Invité comme keynote speaker à un symposium panafricain sur l’accès libre (Open Access) aux publications scientifiques (cela ne vous surprendra guère: je vous casse régulièrement les pieds avec ce sujet que, dans un article récent de la Libre Belgique, on qualifiait gentiment d’obsessionnel…), j’ai vécu quatre journées exceptionnelles.

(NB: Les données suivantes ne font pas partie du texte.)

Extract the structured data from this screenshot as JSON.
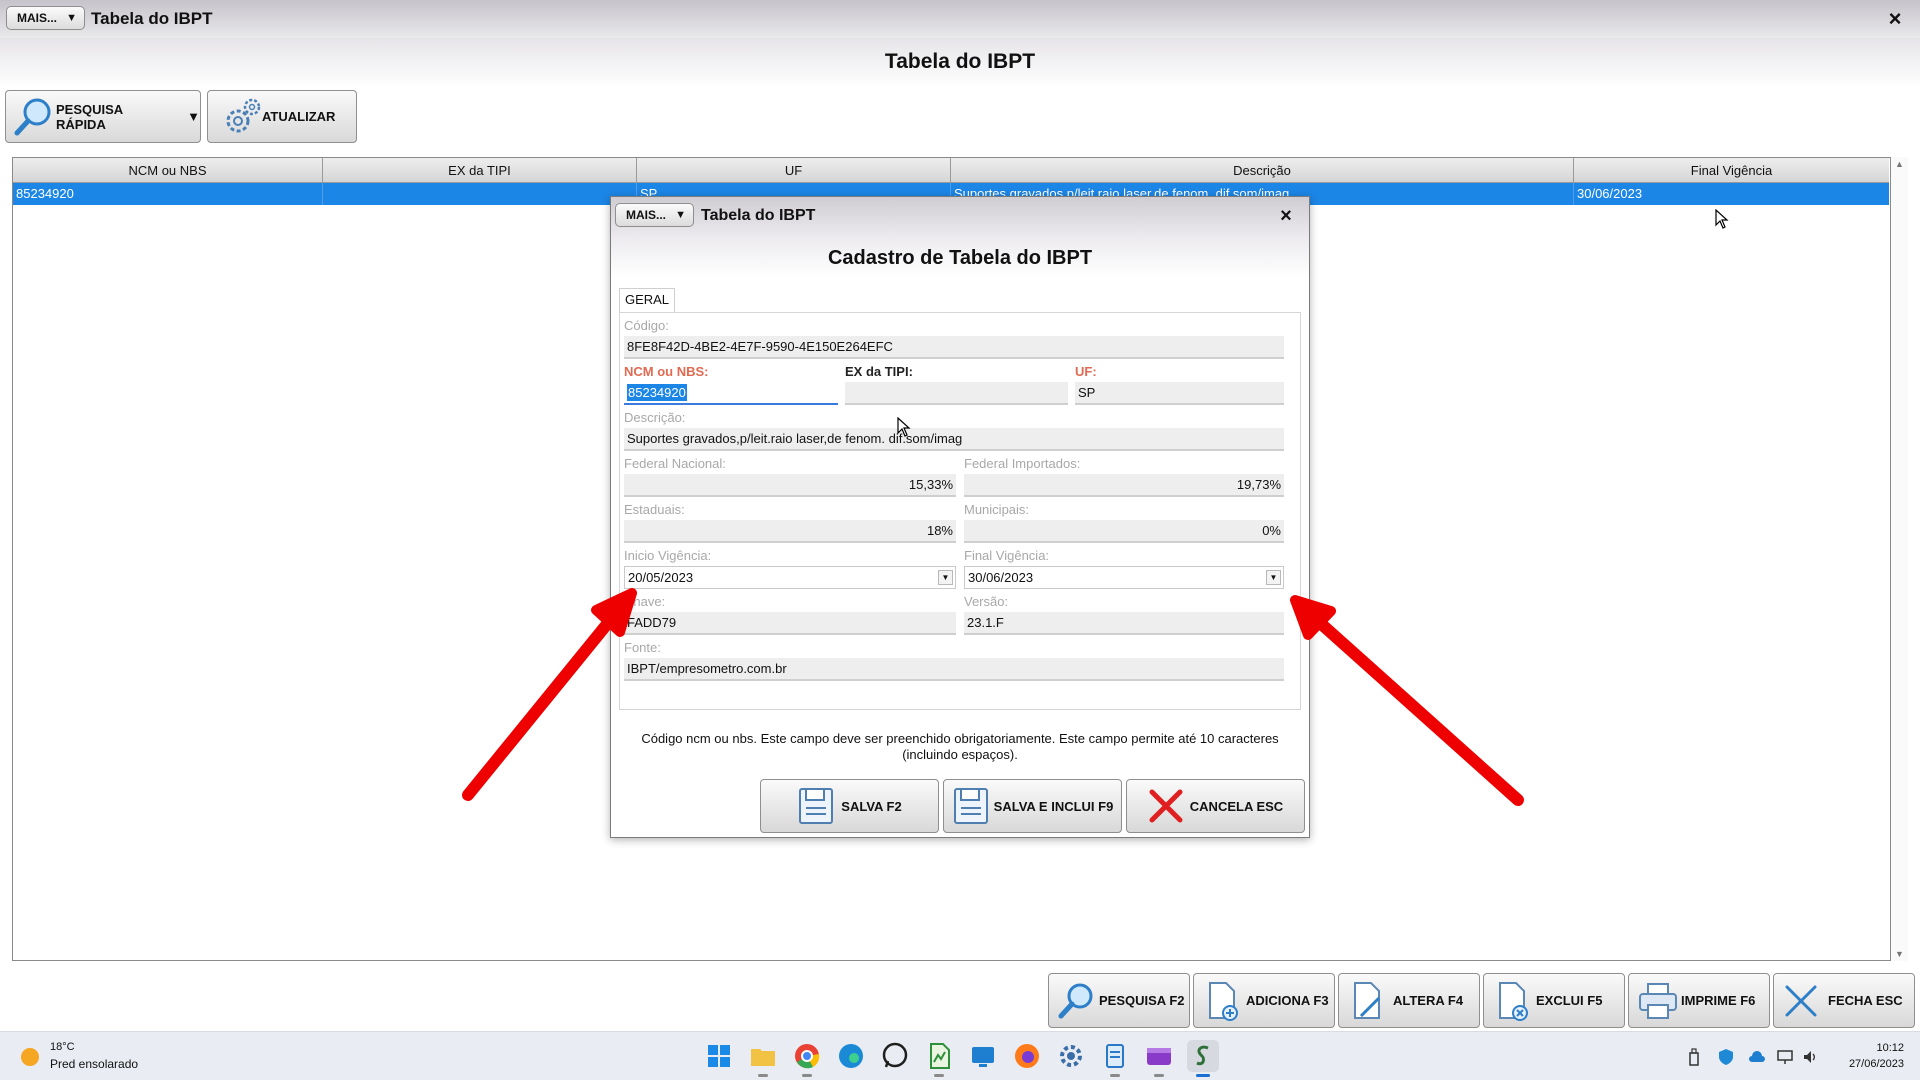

En effet, si j’ai toujours défendu l’Open Access comme mouvement de justice sociale, et même si j’ai toujours prétendu que c’était particulièrement dans les universités des pays en développement que le besoin s’en faisait le plus absolument sentir, se retrouver face aux réalités de spécialistes de la documentation scientifique d’un peu tous les pays d’Afrique laisse pantois.
Bien formés et bien informés, ils sont confrontés à une quasi incapacité de se procurer toute source d’information pourtant indispensable et l’Open Access est, pour eux, une vraie solution quasi miraculeuse.
Et pourtant, à l’heure actuelle, l’Open Access ayant solidement progressé, il ne peuvent accéder gratuitement, comme nous, qu’à peine à la moitié de la littérature scientifique. Et à une proportion encore bien plus réduite aux manuels de cours et aux livres dont les étudiants ont besoin. C’est un immense progrès, partant de zéro il y a peu, mais c’est un manque qu’ils ne peuvent pallier faute de moyens.
En outre, une deuxième difficulté survient: comment donner accès à des milliers d’étudiants et de chercheurs aux ressources informatiques, l’équipement moderne et mis à jour faisant terriblement défaut.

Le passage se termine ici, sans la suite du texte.